Foreign investors were rushing in to buy shares on the stock exchange, attracted by cheap stocks and how big and quick the returns were on this most unlikely of emerging markets.

But now the flood of foreign money has begun to thin and the likes of Mutasa are finding it hard to get local investors to fill the gap.

“Between June last year and March [2014], about a billion dollars was wiped off the market’s value,” says Mutasa. “Foreign investors are still active, but not at the rate we were seeing this time last year.”

In foreign hands
Although the government has been campaigning for more local participation in the economy, even proposing a blacks-only exchange, the ZSE remains largely in foreign hands as a worsening liquidity shortage shuts locals out of the $4.8-billion stock market.  

Zanu-PF, in its election manifesto, had promised to set up a new exchange “for exclusive participation by indigenous individuals”.

The exchange, which would be called the IndigeNex, would provide an alternative to the ZSE for less cash-rich locals. But as foreign money into the stock market tapers off, locals remain on the margins.

A combination of a slowing global market and the uncertainty in Zimbabwe over economic policy has seen the foreign investors that rushed into the ZSE last year selling off some of their shares.

But locals can only stand by and watch as foreign investors still take up most of the business on the exchange.

Locals struggle
Despite growing worries over the economy, foreign money is still the ZSE mainstay. But this is more to do with the fact that locals are unable to raise cash to compete with foreign investors on the exchange.

“There just isn’t enough access for locals to participate in any significant way on the ZSE,” says analyst Bernard Ndebele. “The stock market is about volumes, and not many local investors have the kind of money to compete with foreign capital.”
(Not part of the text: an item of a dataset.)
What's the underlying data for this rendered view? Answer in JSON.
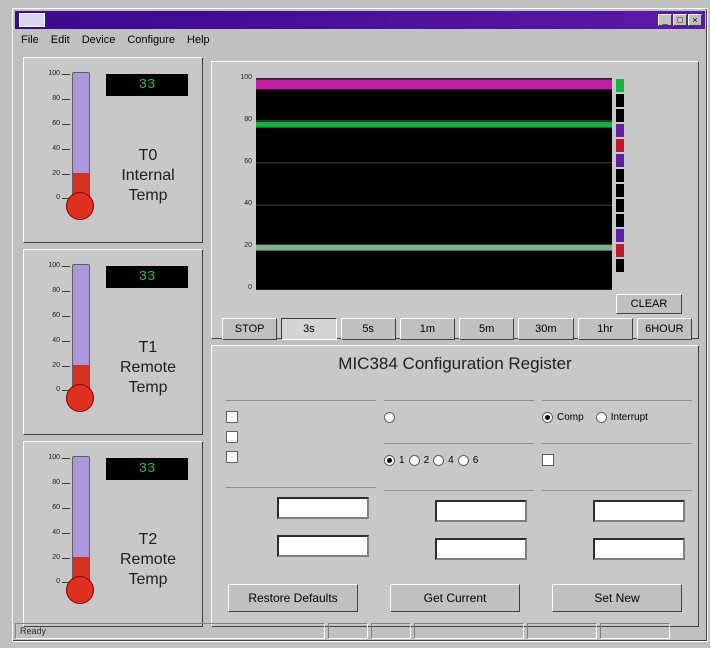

Foreign cash accounts for 60% of trades on the stock market, and the figure has reached 80% as locals struggle to raise money from the local market to make any significant plays on the exchange.

“It is hard to imagine what would happen if there was a sudden movement of foreign money out of the market,” a stockbroker said this week.
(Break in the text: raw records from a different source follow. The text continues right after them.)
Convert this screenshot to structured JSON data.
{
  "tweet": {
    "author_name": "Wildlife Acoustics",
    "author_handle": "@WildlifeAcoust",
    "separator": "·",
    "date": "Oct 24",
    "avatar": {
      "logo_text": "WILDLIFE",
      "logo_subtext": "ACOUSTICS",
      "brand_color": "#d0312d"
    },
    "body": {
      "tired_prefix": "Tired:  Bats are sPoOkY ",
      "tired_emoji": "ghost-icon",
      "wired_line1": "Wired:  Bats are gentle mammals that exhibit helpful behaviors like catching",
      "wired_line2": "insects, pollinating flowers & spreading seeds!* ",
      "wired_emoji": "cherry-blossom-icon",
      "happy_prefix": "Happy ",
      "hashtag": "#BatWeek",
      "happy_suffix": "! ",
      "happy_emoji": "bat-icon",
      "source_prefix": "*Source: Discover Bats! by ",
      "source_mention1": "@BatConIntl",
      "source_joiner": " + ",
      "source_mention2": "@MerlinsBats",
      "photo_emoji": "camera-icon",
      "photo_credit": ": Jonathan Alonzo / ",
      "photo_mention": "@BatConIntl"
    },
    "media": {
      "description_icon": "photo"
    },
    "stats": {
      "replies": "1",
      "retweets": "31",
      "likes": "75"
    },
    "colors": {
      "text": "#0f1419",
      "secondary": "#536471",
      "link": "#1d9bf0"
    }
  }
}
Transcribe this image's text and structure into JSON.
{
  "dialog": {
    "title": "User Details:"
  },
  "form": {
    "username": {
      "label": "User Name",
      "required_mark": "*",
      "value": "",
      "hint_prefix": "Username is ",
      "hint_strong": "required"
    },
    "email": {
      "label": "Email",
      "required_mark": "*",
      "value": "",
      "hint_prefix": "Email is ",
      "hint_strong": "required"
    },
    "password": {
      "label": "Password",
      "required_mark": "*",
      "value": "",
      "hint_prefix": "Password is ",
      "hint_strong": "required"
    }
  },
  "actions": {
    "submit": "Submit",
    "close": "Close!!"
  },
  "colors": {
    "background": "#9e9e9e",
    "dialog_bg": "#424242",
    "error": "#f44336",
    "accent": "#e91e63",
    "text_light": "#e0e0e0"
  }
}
Foreign investors bought just over 340-million shares in the first quarter of 2014, up from 270-million over the same period in 2013.

In the first quarter of 2014, the stock market has lost 3% of its value. Mutasa’s own portfolio of investments – which includes mines and the consumer stocks that had held so much promise – has fared worse; it is down by almost 5%.

“If you look at financial results from 2010 and 2011, consumer companies were not faring too badly,” Mutasa says. “Spending was growing. But the past six months have seen a sharp fall in consumer demand, which you can tell by the deflation.”

The stock market had ended 2013 on the up, despite uncertainty in the aftermath of the July 31 elections.

By December 2013, the ZSE’s main index was up by 40%, almost double the growth of the JSE’s all share index, which rose only 21.4%.

By November last year, the ZSE had risen over 240% since the country adopted the US dollar as its main currency in 2009.

State of the economy
According to a World Bank report released this month on the state of Zimbabwe’s economy, the fall in share prices is “possibly reflecting both the recent tapering off of the United States Federal Reserve Bank’s monetary policy stance and the slowdown of the Zimbabwean economy”.

The World Bank expects the economy to grow by only 3% this year, half of what Finance Minister Patrick Chinamasa expects.

The government is feeling the slowdown of foreign money coming into Zimbabwe, and has begun to ­soften some of its rhetoric to reassure investors.

This week, Chinamasa said Zimbabwe was looking for partnerships – and not confrontation –with wealthy economies.

“We are too small a country to pursue a policy of confrontation,” Chinamasa said at a conference.

An extended losing streak in March made the Zimbabwe exchange the worst-performing among 13 sub-Saharan African bourses monitored by Bloomberg.